Since Word 2010 displays the resuls correctly, I can only assume that it does not rely on these explicit font settings, whereas Word 2007 does. This doesn't really help you yet, because altering all those w:r elements would be even harder than what you are already doing. But it is possible that a default style/font needs to be set, either somewhere higher in the XML hierarchy, or perhaps elsewhere in the .zip (perhaps in fontTable.xml or styles.xml). I'm not familiar enough with Word's XML structures to guess what, if anything might be missing, but may be able to have a look tomorrow.

I suppose another possibility is that you just have to have all these extra rPr elements for this to work in Word 2007, which would suggest that pandoc may have been written for Word 2010, not 2007. (I don't know anything about the tool).
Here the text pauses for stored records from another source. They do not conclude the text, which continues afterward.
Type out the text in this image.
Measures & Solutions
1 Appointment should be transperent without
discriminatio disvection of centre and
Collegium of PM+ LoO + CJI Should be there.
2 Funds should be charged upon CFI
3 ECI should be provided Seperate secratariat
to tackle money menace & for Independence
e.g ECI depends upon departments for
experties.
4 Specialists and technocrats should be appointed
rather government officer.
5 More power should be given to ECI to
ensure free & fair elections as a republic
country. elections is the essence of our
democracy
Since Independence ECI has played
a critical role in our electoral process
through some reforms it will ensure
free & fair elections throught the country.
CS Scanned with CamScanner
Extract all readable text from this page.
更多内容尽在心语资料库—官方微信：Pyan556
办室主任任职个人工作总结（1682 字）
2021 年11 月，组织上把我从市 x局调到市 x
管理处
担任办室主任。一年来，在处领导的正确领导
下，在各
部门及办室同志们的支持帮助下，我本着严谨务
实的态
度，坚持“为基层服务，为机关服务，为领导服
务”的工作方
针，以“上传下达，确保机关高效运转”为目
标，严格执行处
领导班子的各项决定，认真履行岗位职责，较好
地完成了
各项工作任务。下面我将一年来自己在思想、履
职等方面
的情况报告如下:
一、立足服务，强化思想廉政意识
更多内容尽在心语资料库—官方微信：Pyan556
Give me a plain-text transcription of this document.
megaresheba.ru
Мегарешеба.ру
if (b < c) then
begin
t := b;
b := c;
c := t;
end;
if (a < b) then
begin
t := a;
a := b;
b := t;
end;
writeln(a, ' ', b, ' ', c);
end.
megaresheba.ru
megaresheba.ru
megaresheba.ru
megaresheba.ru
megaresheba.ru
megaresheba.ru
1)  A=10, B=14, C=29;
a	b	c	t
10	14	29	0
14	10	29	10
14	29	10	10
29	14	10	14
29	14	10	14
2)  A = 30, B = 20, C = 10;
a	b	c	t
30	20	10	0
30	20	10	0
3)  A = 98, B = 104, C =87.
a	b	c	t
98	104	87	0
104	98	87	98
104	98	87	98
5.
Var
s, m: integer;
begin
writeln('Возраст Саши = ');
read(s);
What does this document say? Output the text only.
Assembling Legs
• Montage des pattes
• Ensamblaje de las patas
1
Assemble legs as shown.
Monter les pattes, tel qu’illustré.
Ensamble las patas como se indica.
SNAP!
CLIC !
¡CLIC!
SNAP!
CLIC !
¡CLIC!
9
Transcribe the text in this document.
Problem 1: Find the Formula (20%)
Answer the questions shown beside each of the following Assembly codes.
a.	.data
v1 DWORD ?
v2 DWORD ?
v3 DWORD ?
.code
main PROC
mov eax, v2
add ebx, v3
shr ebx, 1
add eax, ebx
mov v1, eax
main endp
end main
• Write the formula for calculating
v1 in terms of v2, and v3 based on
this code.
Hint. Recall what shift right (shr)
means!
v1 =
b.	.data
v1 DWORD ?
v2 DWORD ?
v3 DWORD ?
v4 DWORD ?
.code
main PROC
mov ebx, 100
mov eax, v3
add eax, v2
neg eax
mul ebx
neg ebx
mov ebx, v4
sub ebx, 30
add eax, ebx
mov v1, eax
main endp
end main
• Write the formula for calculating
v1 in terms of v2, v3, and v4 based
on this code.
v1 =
As an example, where you have

<m:r>
  <m:t>(</m:t>
</m:r>

what you need is

<m:r>
  <w:rPr>
    <w:rFonts w:ascii="Cambria Math" w:hAnsi="Cambria Math" />
  </w:rPr>
  <m:t>(</m:t>
</m:r>
1
votes

I did the following to get rid of the font issue:

  1. Create a new empty word document.
  2. Copy all content to the new document.
  3. Choose Match Source Format.
0
votes

As discussed above, Windows doesn't have the font Lucida Grande, so substituting the Math Font with Cambria Math should work.

  1. Rename the test.docx to test.zip
  2. vim test.zip and select test/word/settings.xml
  3. find and change Lucida Grande to Cambria Math
  4. save and rename zip to docx. This results in something like this docx.

You can then also supply that file as a sort of docx template to pandoc with the --reference-docx option.